My previous blog entries have relied heavily on using Cisco lightweight APs in sniffer mode for packet analysis. This entry is no different. For a primer on using lightweight APs for packet capture, click here.

I had the idea of using a lightweight AP in sniffer mode to measure the attenuation of a wall in my office. I understand that my method here is not typical, doesn't translate well to pre-installation techniques, and doesn't replace AP-on-a-stick. This blog is more of a "what's a cool thing I can do with a sniffer-mode AP and Wireshark."

Measuring attenuation though an obstacle is more involved than one may think, and I learned a few things studying the standard methods before capturing any packets. The signal source should be at least 4 meters from the obstruction, and the measuring device should be at least 1 meter from the other side of the obstruction. Using these distances, instead of something closer, means the dB loss will be more linear with distance, as apposed to inverse-square. See Nigel Bowden's excellent blog on this subject at Ekahau's website.

A lightweight AP that was already installed on the ceiling was used as a signal source. The AP was broadcasting two SSIDs on both 2.4 (channel 11) and 5 GHz (channel 36) bands with a beacon interval of 100ms. If you plan on trying this yourself, you should map at least 2 SSIDs to each radio; I'll explain later.

I used a sniffer mode AP on a long patch cable so I could move around. I started the packet capture, held the sniffer AP line-of-sight to signal source, then moved a few feet to my left to put the obstruction between the sniffer and the source.

Once I had the capture, I had to filter out any packets that were not from the AP I was measuring. The easiest way I found to do this was to look for beacon frames (wlan.fc.type_subtype == 0x8), and frames received with better than -65 dBm strength (wlan_radio.signal_dbm > -65). After reviewing to make sure my filter worked, I exported the packets (File ->Export Specified Packets), making sure to select "Displayed" for the export. This step will make generating the graphs later a bit easier.

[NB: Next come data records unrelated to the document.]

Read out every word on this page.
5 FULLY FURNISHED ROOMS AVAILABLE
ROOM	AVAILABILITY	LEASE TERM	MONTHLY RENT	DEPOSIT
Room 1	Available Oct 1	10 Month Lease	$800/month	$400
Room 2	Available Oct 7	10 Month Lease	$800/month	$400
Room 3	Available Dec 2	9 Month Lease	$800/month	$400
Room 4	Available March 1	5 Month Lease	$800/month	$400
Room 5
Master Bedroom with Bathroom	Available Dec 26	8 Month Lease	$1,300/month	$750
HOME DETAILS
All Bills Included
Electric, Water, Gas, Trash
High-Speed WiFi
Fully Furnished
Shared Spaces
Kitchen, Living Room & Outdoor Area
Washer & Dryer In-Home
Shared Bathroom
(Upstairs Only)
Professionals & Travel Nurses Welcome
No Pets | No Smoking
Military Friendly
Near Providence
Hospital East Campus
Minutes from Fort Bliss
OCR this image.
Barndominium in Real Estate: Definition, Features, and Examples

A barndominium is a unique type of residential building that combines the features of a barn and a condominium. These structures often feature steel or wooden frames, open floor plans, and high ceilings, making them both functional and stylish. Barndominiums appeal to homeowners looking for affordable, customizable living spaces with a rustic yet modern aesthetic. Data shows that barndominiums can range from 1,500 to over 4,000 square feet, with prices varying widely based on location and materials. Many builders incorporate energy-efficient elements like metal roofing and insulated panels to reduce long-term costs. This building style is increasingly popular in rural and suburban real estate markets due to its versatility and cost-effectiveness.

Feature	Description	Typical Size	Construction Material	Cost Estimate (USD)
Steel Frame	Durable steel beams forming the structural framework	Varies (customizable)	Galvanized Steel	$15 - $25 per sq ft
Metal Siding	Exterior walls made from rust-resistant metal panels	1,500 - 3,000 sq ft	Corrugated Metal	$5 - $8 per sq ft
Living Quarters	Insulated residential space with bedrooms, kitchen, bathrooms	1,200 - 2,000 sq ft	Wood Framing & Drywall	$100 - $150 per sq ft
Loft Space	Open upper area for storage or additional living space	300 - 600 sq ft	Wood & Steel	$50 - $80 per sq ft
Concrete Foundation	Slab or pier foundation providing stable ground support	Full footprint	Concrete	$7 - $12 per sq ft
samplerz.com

Open the capture file created by the export, and select Statistics -> I/O graph. Uncheck the box next to the "All Packets" default graph; we don't need to see it. Click the plus sign to add a new graph. I changed the name to "Channel 11". In the display filter field, enter a filter in Wireshark display filter syntax to limit what packets will be considered for the graph. I only want to see packets on channel 11, so I enter the filter wlan_radio.channel == 11. For the Y axis, change the drop-down from "Packets" to "AVG(Y Field)". In the Y-field box, enter a Wireshark display filter of the thing you want to graph. In our case, we want to see signal strength in dBm, so I put in wlan_radio.signal_dbm. (If you didn't know, when you highlight an item in the Packet Details window that Wireshark has a decoder for, it will show you relevant filter syntax in the status bar.)


Here is what the graph looks like. At left is line-of-sight, then behind the obstruction for about ten seconds. After that, I put the sniffer AP on a table and walked back to my workstation to stop the capture.


Note that the interval value is set for 1 second. This tells Wireshark to get the average value of signal strength for all packets on channel 11 over each 1 second period. With a beacon interval of 100ms, this should give you 10 samples for each SSID mapped to the radio. This is why you want more than one SSID; it gives you more samples to average over. If the Interval was set to 100ms, there would be points on the graph where there were no packets received during the interval. Wireshark considers this a value of zero, which I guess would be fine if we weren't working with negative numbers.

Repeat the process for channel 36. Click on the "Duplicate this graph" button, and change the display filter to wlan_radio.channel == 36. To make things easy to read, change the color of the line so it is distinguishable from the first one.


Eyeballing the graph, it looks like channel 11 encountered about 4 dBm of loss from the obstruction, but channel 36 had a whopping 10 - 12 dBm of loss.

I know it's not going to change the way Wi-Fi pros measure attenuation, but this was a fun way to visualize RF loss from obstructions but using some tools anyone with a Cisco lightweight infrastructure can replicate.